I slowed here and went down on my knees, dropped the head and lay in the dust of the road with my rifle as I had the previous night, waiting and listening for any sign of my grandfather. Breathing hard, winded, and my blood pounding, but I waited until I could calm and hear. He had no relation to the ground. That was the problem. Those pencil legs without sound, and the orb of him above that, able to shift anywhere. You wouldn’t know what you were seeing or hearing until too late.

The heat falling away from me again, and I could find nothing, and my skin slick now with sweat and chilling. The trees before me, thick grove in which the men slept and the dead man waited. I rose with the antlers and left the road, followed the stream. The meadow just beyond was another moon, luminous and white.

The dead man hanging without his sack, banded by shadows. Hanging from his bare and bloodless ankles. I could see him and then not see him and then see him again as he shifted through those trees.

The sound of the water a camouflage he was using. I could not hear his movement, only the stream, endless. A sound growing as I neared, taking over until I could no longer hear even my own blood and breath. Trees rotating on their bases across the ground, as if all were held on a great dial. Some low sound to that, deep tumblers of stone, but it could have been only the water, a heavier fall into a deeper pool.

His chin ducked close against his chest, the tops of the trees his references, and he slid among them at will. This was the temptation, this is how the demon has always moved, never looking directly. Shadows everywhere around Jesus, and what he had to learn was that there was only his own.

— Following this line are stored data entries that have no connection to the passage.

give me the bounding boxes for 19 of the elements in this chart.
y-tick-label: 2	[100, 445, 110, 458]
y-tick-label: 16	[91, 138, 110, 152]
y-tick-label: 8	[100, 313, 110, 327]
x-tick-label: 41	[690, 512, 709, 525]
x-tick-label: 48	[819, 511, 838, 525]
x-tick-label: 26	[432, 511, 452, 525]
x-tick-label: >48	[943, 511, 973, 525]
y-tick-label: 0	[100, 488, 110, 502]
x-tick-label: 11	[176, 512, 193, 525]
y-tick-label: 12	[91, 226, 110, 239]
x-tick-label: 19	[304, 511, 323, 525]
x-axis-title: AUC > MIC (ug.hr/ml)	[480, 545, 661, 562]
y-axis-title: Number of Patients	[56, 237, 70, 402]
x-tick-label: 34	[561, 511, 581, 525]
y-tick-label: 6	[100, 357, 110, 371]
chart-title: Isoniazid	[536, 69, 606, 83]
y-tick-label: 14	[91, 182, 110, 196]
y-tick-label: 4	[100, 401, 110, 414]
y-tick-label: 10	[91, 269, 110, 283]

I held the buck’s severed head high as I entered those trees, held it before me as a shield, no beast here more terrifying than I could be. Those luminescent eyes, dead galaxies holding an afterlight, and the dead man could no longer slip away, veered and shifted and went nowhere, was held in place at the hooks and contained until I stood before him and the dial no longer moved beneath me and the trees rooted again.

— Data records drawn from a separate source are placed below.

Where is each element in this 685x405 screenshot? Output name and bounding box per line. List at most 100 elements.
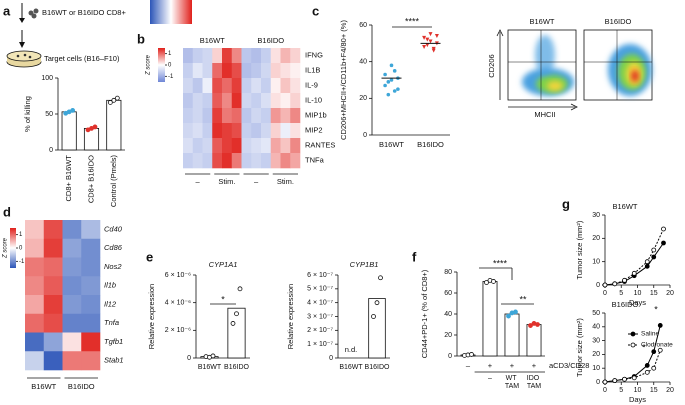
heatmap-cell: [25, 351, 45, 371]
data-point: [425, 37, 430, 42]
row-label: Tgfb1: [104, 337, 123, 346]
column-label: Stim.: [277, 177, 294, 186]
heatmap-cell: [25, 276, 45, 296]
x-tick-label: 5: [619, 387, 623, 394]
heatmap-cell: [251, 93, 262, 109]
x-tick-label: 10: [634, 387, 642, 394]
heatmap-cell: [192, 48, 203, 64]
bar: [526, 324, 542, 357]
data-point: [237, 286, 243, 292]
y-tick-label: 60: [359, 22, 367, 29]
y-tick-label: 10: [592, 365, 600, 372]
y-tick-label: 0: [187, 355, 191, 362]
x-tick-label: B16WT: [339, 364, 363, 371]
heatmap-cell: [81, 257, 101, 277]
heatmap-cell: [270, 63, 281, 79]
group-label: B16WT: [200, 36, 225, 45]
heatmap-cell: [261, 138, 272, 154]
data-point: [431, 48, 436, 53]
heatmap-cell: [212, 123, 223, 139]
heatmap-cell: [280, 48, 291, 64]
heatmap-cell: [81, 276, 101, 296]
bar: [227, 307, 246, 359]
heatmap-cell: [290, 93, 301, 109]
legend-marker: [630, 342, 636, 348]
heatmap-cell: [25, 295, 45, 315]
heatmap-cell: [212, 93, 223, 109]
data-point: [392, 69, 397, 73]
y-tick-label: 4 × 10⁻⁶: [165, 300, 191, 307]
x-tick-label: +: [488, 361, 493, 370]
data-point: [612, 281, 618, 287]
axis-arrow: [496, 29, 504, 100]
heatmap-cell: [25, 332, 45, 352]
heatmap-cell: [212, 108, 223, 124]
heatmap-cell: [43, 332, 63, 352]
heatmap-cell: [231, 63, 242, 79]
heatmap-cell: [280, 93, 291, 109]
y-tick-label: 3 × 10⁻⁷: [307, 313, 333, 320]
bar: [61, 111, 77, 151]
heatmap-cell: [183, 153, 194, 169]
data-point: [469, 352, 474, 357]
row-label: MIP2: [305, 125, 323, 134]
data-point: [434, 34, 439, 38]
colorbar-label: Z score: [146, 54, 152, 76]
data-point: [392, 89, 397, 93]
heatmap-cell: [202, 123, 213, 139]
heatmap-cell: [290, 78, 301, 94]
panel-label: g: [562, 196, 570, 211]
y-tick-label: 6 × 10⁻⁷: [307, 272, 333, 279]
data-point: [535, 322, 540, 327]
value-label: n.d.: [345, 345, 358, 354]
flow-title: B16WT: [529, 17, 554, 26]
heatmap-cell: [62, 276, 82, 296]
y-tick-label: 100: [41, 75, 53, 82]
heatmap-cell: [183, 48, 194, 64]
row-label: TNFa: [305, 155, 325, 164]
heatmap-cell: [261, 123, 272, 139]
heatmap-cell: [261, 78, 272, 94]
flow-title: B16IDO: [605, 17, 632, 26]
data-point: [484, 280, 489, 285]
heatmap-cell: [192, 108, 203, 124]
data-point: [602, 379, 608, 385]
y-tick-label: 30: [592, 337, 600, 344]
row-label: Tnfa: [104, 318, 119, 327]
x-tick-label: –: [466, 361, 471, 370]
data-point: [374, 300, 380, 306]
heatmap-cell: [183, 123, 194, 139]
row-label: Stab1: [104, 356, 124, 365]
heatmap-cell: [251, 108, 262, 124]
annotation: **: [519, 294, 527, 304]
y-axis-label: Tumor size (mm²): [575, 220, 584, 279]
data-point: [389, 78, 394, 82]
heatmap-cell: [212, 153, 223, 169]
heatmap-cell: [43, 276, 63, 296]
y-tick-label: 2 × 10⁻⁶: [165, 327, 191, 334]
heatmap-cell: [251, 78, 262, 94]
heatmap-cell: [62, 351, 82, 371]
heatmap-cell: [62, 220, 82, 240]
color-strip: [150, 0, 192, 24]
heatmap-cell: [231, 48, 242, 64]
y-axis-label: CD44+PD-1+ (% of CD8+): [420, 269, 429, 358]
y-tick-label: 10: [592, 259, 600, 266]
data-point: [651, 247, 657, 253]
data-point: [644, 263, 650, 269]
annotation: ****: [493, 258, 508, 268]
data-point: [234, 311, 239, 317]
data-point: [70, 108, 76, 113]
y-tick-label: 60: [444, 290, 452, 297]
heatmap-cell: [192, 153, 203, 169]
heatmap-cell: [183, 138, 194, 154]
heatmap-cell: [241, 153, 252, 169]
heatmap-cell: [251, 138, 262, 154]
data-point: [422, 45, 427, 49]
x-tick-label: 15: [650, 387, 658, 394]
y-tick-label: 6 × 10⁻⁶: [165, 272, 191, 279]
y-axis-label: % of killing: [23, 96, 32, 132]
group-label: B16IDO: [68, 382, 95, 391]
axis-arrow: [508, 103, 578, 111]
heatmap-cell: [280, 108, 291, 124]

My trophies, both of them, equivalent, no difference, and neither would be taken from me. I dumped the head on the ground and my rifle beside it. Loosened a rope and let another hook fall.

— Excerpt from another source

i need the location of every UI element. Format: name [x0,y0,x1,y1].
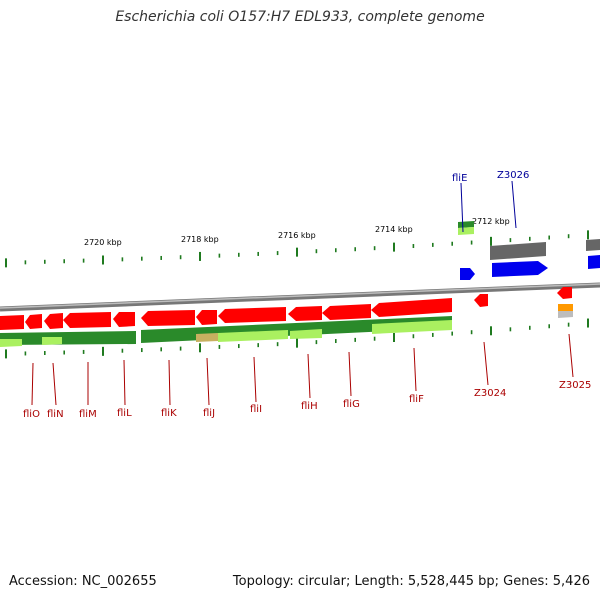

The men might hear this, and my grandfather could move as fast as any demon. But I felt some odd strength, invincibility almost, after all I had been through on that road. I didn’t even glance behind. I only grabbed this hook and the head of the buck and looked for where to impale. No hind legs, no Achilles tendons, all abandoned. And not possible to violate one of those eyes. So I faced him away from me, caught between my knees, and reached around to hook him in the mouth, yanked back hard to drive that hook into his throat. Then I let him fall again and went to the trunk to raise the rope until his head dangled near the dead man’s ankles, leaning in close to the dead man, nodding and looking down. Here they could ponder each other and wonder how each had come to be. Man staring into the heavens, buck gazing down from above.